The advent of digital currency might deliver a remedy for both these questions through the work of Dr. Craig Wright. With his invention it may well be possible to scan for the breakpoint dynamically at any time as it moves around, just in case digital currency goes mainstream as the nations money. That is to be able to scan for when it crosses the threshold from crypto, to real money. Through both tokenised deposits and a CBDC. *Note3. While also keeping a scientific real time check on the quantity of money in circulation. Certainly the tooling is there in his protocol. We shall see as we enter the next great recession toward the end of next year, where central bank and private bank money will be in serious jeopardy once again. 

*Notes:
  1. "Is digital currency a commodity or a security" is a common question in the crypto world, with a fair deal or quasi-religious support on both sides, largely because the law settling on one or the other means huge unearned gains will be made by the winner. But its a moot question anyway. Because ALL money across ALL of history has ALWAYS been a commodity as can be deducted from the above dialogue, whatever the law declares as ink on a piece of paper, it cannot change that one iota, it can only create a monopoly power with its inevitable winners and losers. Not to mention the evidence before our own faces on display at the Ashmolean's money gallery in the ancient City of Oxford, UK(which is excellent BTW and apols' for the CAPS)
  2. Just because the current state is in power, does not mean it has a right to the profits of monopoly. It only means it has the power to keep those ill gotten gains. Likewise, just because a private interest has a similar hold over monopoly profits does not mean it has a right to them. It just means that the public state is allowing it to proceed regardless. I'm not trying to be an anarchist here. I am pointing out that its irrelevant who is keeping the freebies, because whomever on all sides is doing it, that will harm the nation equally. 
  3. Do not be quick to let socially engineered fear grab hold of you on these digital currencies. The state already has you by the balls on how you spend your money through taxation of earned incomes, credit card limits, subsidies, welfare, overdrafts and so on and so on. There is nothing new here with CBDC's. Even the fact that being digital will make it easier to control people's activity is counter balanced with the other fact that with a digital currency, that injustice will be clearly recorded in perpetuity, thus discouraging such state activity. Not to mention that privacy will be increased on the whole.
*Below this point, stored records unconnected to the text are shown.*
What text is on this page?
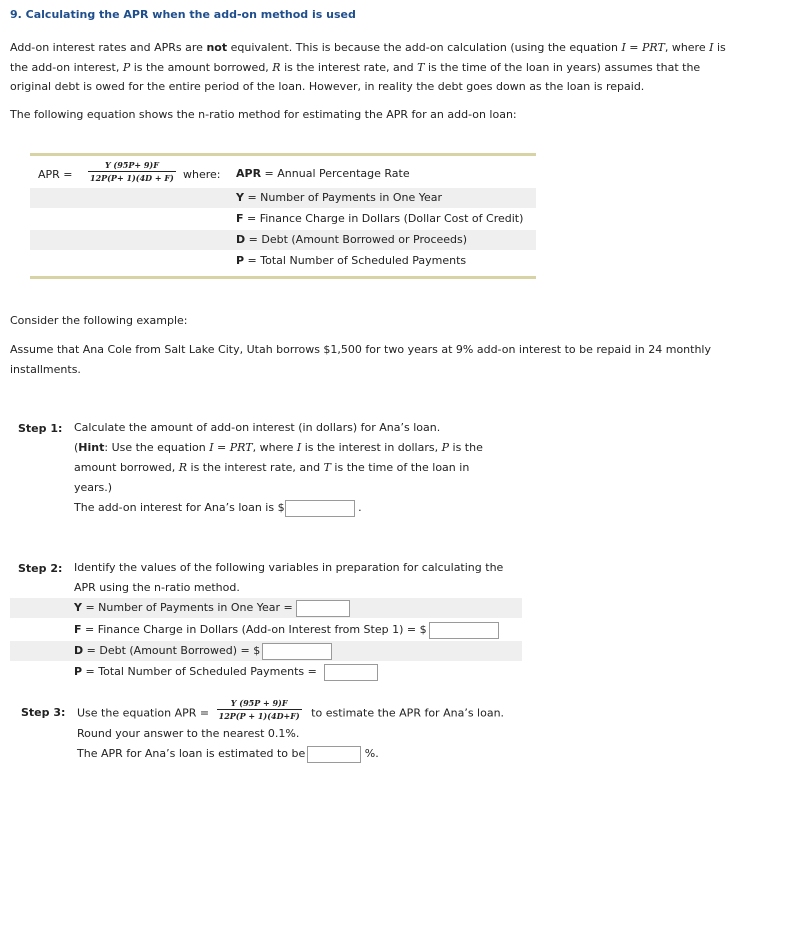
9. Calculating the APR when the add-on method is used
Add-on interest rates and APRs are not equivalent. This is because the add-on calculation (using the equation I = PRT, where I is
the add-on interest, P is the amount borrowed, R is the interest rate, and T is the time of the loan in years) assumes that the
original debt is owed for the entire period of the loan. However, in reality the debt goes down as the loan is repaid.
The following equation shows the n-ratio method for estimating the APR for an add-on loan:
APR = $\frac{Y (95P+ 9)F}{12P(P+ 1)(4D + F)}$ where: APR = Annual Percentage Rate
Y = Number of Payments in One Year
F = Finance Charge in Dollars (Dollar Cost of Credit)
D = Debt (Amount Borrowed or Proceeds)
P = Total Number of Scheduled Payments
Consider the following example:
Assume that Ana Cole from Salt Lake City, Utah borrows $1,500 for two years at 9% add-on interest to be repaid in 24 monthly
installments.
Step 1: Calculate the amount of add-on interest (in dollars) for Ana’s loan.
(Hint: Use the equation I = PRT, where I is the interest in dollars, P is the
amount borrowed, R is the interest rate, and T is the time of the loan in
years.)
The add-on interest for Ana’s loan is $	.
Step 2: Identify the values of the following variables in preparation for calculating the
APR using the n-ratio method.
Y = Number of Payments in One Year =
F = Finance Charge in Dollars (Add-on Interest from Step 1) = $
D = Debt (Amount Borrowed) = $
P = Total Number of Scheduled Payments =
Step 3: Use the equation APR = $\frac{Y (95P + 9)F}{12P(P + 1)(4D+F)}$ to estimate the APR for Ana’s loan.
Round your answer to the nearest 0.1%.
The APR for Ana’s loan is estimated to be	%.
  4. The US administration has recently done this with Bitcoin Core, a fork of the original protocol which removed every feature which made that particular blockchain capable of any of the useful things we're talking about here. So we do not need to worry about that particular blockchain any more. 
  5. I'm well aware that Bitcoin has a fixed supply of coins. But the Bitcoin blockchain is being used in this context as external tooling for the administration of digital currencies. So is not limited by the blockchain itself. The blockchain may well also be used as a ledger, but only enough of it to run the system through tokenisation. I hear you, at ultra high scale the number of transactions versus the  frequency might develop into a problem if the admin is not paying attention or misunderstands its principles. Which is all the more reason to discourage hoarding and inflation in its use.